ISSN: 2155-9899
Commentary - (2017) Volume 8, Issue 6
Patients with systemic lupus erythematosus (SLE) often have elevated levels of type I interferon (IFN, particularly IFNα), a cytokine that can drive many of the symptoms associated with this autoimmune disorder. Additionally, the presence of autoantibody-secreting plasma cells contributes to the systemic inflammation observed in SLE and IFNα supports the survival of these cells. Current therapies for SLE are limited to broad immunosuppression or B cell-targeting antibody-mediated depletion strategies, which do not eliminate autoantibody-secreting plasma cells. Recent clinical trials testing the efficacy of IFNα neutralization in SLE have delivered disappointing results, with primary endpoints not being met or with minimal improvements, while studies evaluating antibody therapy targeting the type I IFN receptor was more successful and is currently being tested in phase III clinical studies. As many studies have supported the idea that plasmacytoid dendritic cells (pDCs) are the main source of IFNα in SLE, specifically targeting pDCs in SLE represents a new therapeutic option. Murine models suggest pDC ablation effectively ameliorates or reduces lupus-like disease development in spontaneous models of lupus and pre-clinical and phase I clinical trials support the safety of such a therapy in humans. Here we review animal studies and the current status of clinical trials targeting IFNα, type I interferon receptor and pDCs in SLE.
Keywords: Systemic lupus erythematosus; Plasmacytoid dendritic cells; Interferon alpha; Autoimmune disorder; Autoimmunity
IFN: Interferon; IFNAR: Type I Interferon Receptor; pDC: Plasmacytoid Dendritic Cell; SLE: Systemic Lupus Erythematosus; TLR: Toll Like Receptor.
Systemic lupus erythematosus (SLE) is an autoimmune disorder with wide-ranging clinical manifestations.
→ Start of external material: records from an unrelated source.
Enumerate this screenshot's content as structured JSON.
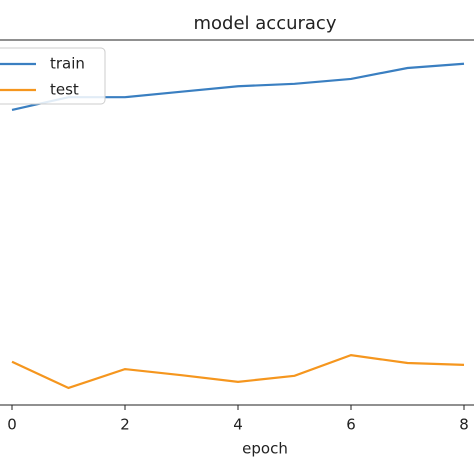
{
  "chart_data": {
    "type": "line",
    "title": "model accuracy",
    "x_label": "epoch",
    "x": [
      0,
      1,
      2,
      3,
      4,
      5,
      6,
      7,
      8
    ],
    "series": [
      {
        "name": "train",
        "color": "#3a7fc1",
        "values": [
          0.685,
          0.706,
          0.706,
          0.715,
          0.724,
          0.728,
          0.736,
          0.754,
          0.761
        ]
      },
      {
        "name": "test",
        "color": "#f5961e",
        "values": [
          0.271,
          0.228,
          0.259,
          0.249,
          0.238,
          0.248,
          0.282,
          0.269,
          0.266
        ]
      }
    ],
    "xlim": [
      -0.4,
      8.4
    ],
    "xticks": [
      0,
      2,
      4,
      6,
      8
    ],
    "ylim": [
      0.2,
      0.8
    ],
    "legend": "upper left"
  }
}
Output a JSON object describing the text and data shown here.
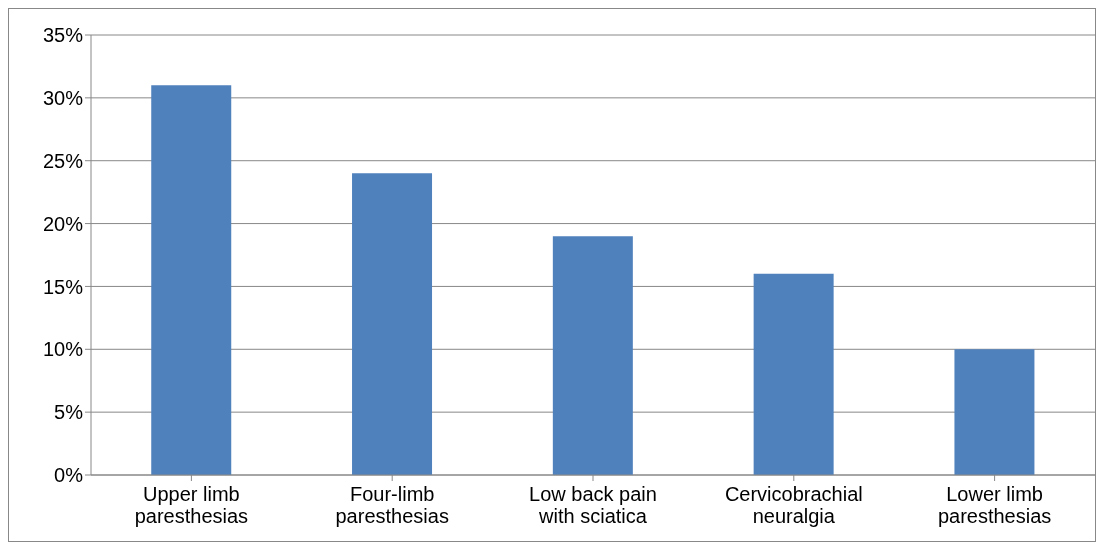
{
  "chart_data": {
    "type": "bar",
    "categories": [
      "Upper limb paresthesias",
      "Four-limb paresthesias",
      "Low back pain with sciatica",
      "Cervicobrachial neuralgia",
      "Lower limb paresthesias"
    ],
    "values": [
      31,
      24,
      19,
      16,
      10
    ],
    "color": "#4f81bd",
    "ylim": [
      0,
      35
    ],
    "yticks": [
      {
        "value": 0,
        "label": "0%"
      },
      {
        "value": 5,
        "label": "5%"
      },
      {
        "value": 10,
        "label": "10%"
      },
      {
        "value": 15,
        "label": "15%"
      },
      {
        "value": 20,
        "label": "20%"
      },
      {
        "value": 25,
        "label": "25%"
      },
      {
        "value": 30,
        "label": "30%"
      },
      {
        "value": 35,
        "label": "35%"
      }
    ],
    "grid": "y"
  }
}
Although SLE varies patient to patient, one of the clinical hallmarks is the presence of autoantibodies and immune complexes, which contain host-derived nucleic acids, in the circulation [1-3]. These immune complexes stimulate type I interferon-alpha (IFNα) and interleukin 6 (IL-6) production from plasmacytoid dendritic cells (pDCs) via toll-like receptor 7 (TLR7) and TLR9. IFNα and IL-6 both, in turn, support auto-reactive B cells and plasmablast expansion, subsequently driving the differentiation and accumulation of auto-antibody producing plasma cells [4]. In the last decade, B cell depleting antibodies such as anti-CD20 (e.g. Rituximab, Ocrelizumab, Ofatumumab) and drugs that inhibit B cell activating factors (e.g. Belimumab, BLyS inhibition; Atacicept, BLyS/APRIL inhibition) have been introduced as new therapies for SLE patients [5] see Figure 1 for overview of current therapeutic targets. B cell depletion or inhibition of B cell maturation has proven useful in cases of severe disease and occasionally in patients who do not respond to global immune suppression with steroids or non-steroidal anti-inflammatory drugs: the current “standard of care”. Although B cell depleting therapies offer a more directed treatment with fewer side effects than the traditional standard of care options, patients still experience serious adverse events. The main concern is an elevated risk of severe infection (upper respiratory tract and urinary tract infections, as well as influenza) in addition to patients experiencing headaches and joint pain [5]. Moreover, current B-cell targeting strategies fail to target plasma cells [6,7] and do not reduce circulating levels of autoantibodies and immune complexes (reviewed in [8]). Thus, there remains a desperate need for new SLE-specific treatment options.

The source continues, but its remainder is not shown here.